My other point about writing is that getting to the “writing place” where you can pour out words is easier if you open that door every day. The door begins to stick for me after only one or two days of not opening it. After a week, it can be a real struggle. Two weeks and I might need a chainsaw to get through it. Write and read fiction. It's simple in a way. Nothing will make you a better writer than to write and read fiction. Ultimately, though a writer is a writer because he or she writes. In my humble opinion, writing nearly every day not only leads to a finished manuscript it makes writing itself, getting to that place where writing comes from, easier.

Saturday, May 8, 2010

Sooner is Better

One thing that my last manuscript taught me is something I had heard Kurt Vonnegut say and something I’m trying to do in my new WIP.

Tell everything you can as soon as you can. Don’t hold back. Don’t try to keep things hidden in the hopes of adding suspense. Okay, there are plot points you may eventually realize can be hidden and their press against the story will help in terms of tension BUT too often we withhold because we think something is cool and needs to be set up with a lot of events that will lead to it. Often though, putting it earlier will force the story to push deeper earlier. You’re building a story. You need to throw everything in as early as possible and then, in revision, make decisions about pacing.

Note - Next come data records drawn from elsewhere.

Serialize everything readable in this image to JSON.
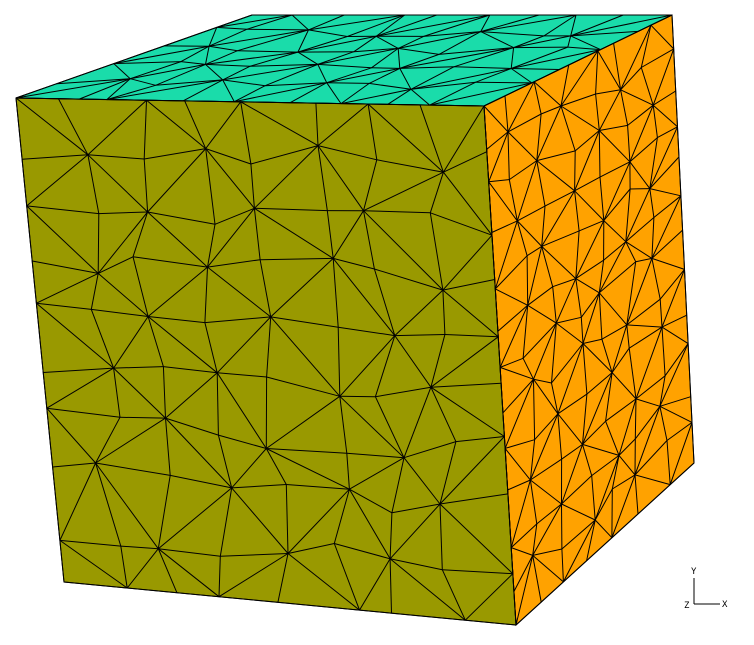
{
  "scene": {
    "background": "#ffffff",
    "mesh_line_color": "#000000",
    "faces": [
      {
        "id": "front",
        "color": "#999900"
      },
      {
        "id": "top",
        "color": "#1adcaa"
      },
      {
        "id": "right",
        "color": "#ffa200"
      }
    ]
  },
  "axis_triad": {
    "y_label": "Y",
    "x_label": "X",
    "z_label": "Z",
    "color": "#000000"
  }
}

In my new manuscript I was going to withhold an important piece of information one character knew about another. I thought this would add tension. BUT my choice to put it in now, get it out there, makes me see where the story should go. This point is going to allow me to get on to more important things (I hope). If I’d withheld it, I’d still be focusing on building toward it and that would put a drag on my story. I’m sure there are exceptions to this idea of not saving information for later in the story, but it’s at least something to consider as you build story. In a first draft, sooner is better unless you have a very good reason for saving it.

Monday, May 3, 2010

delusion

Delusion can be a good thing for a writer.

You have to fool yourself into writing. If we didn’t fool ourselves, we would never start in the first place. You have to fool yourself when you’re a novice that you’re writing good fiction when, most likely, you’re struggling to find your way, learn technique, learn what works for you and what doesn’t. And every first draft, whether it’s the writer's first novel or fifth or beyond, requires that the writer fool himself into pushing on. In a first draft you have to feel your sentences are doing the job, you have to imagine that the (if you’re like me) fuzzy mess is actually insightful and has enough right words that it can be made, through revision, into something worth your time.

When you’re working on a new novel, you have to believe it’s the best thing you’ve ever written. Though you know deep down writers don’t usually write from worst to best over a life; some books are just better and sometimes they’re book number three or five or eight. But you can’t think of that. You have to believe what you’re working on is the best, the very best, work you’ve ever done.

So celebrate your delusion. Probably best if you don’t celebrate it too loudly or allow it to press its way into other aspects of your life, but in writing it can allow you to move forward. Let it. We need all the help we can get.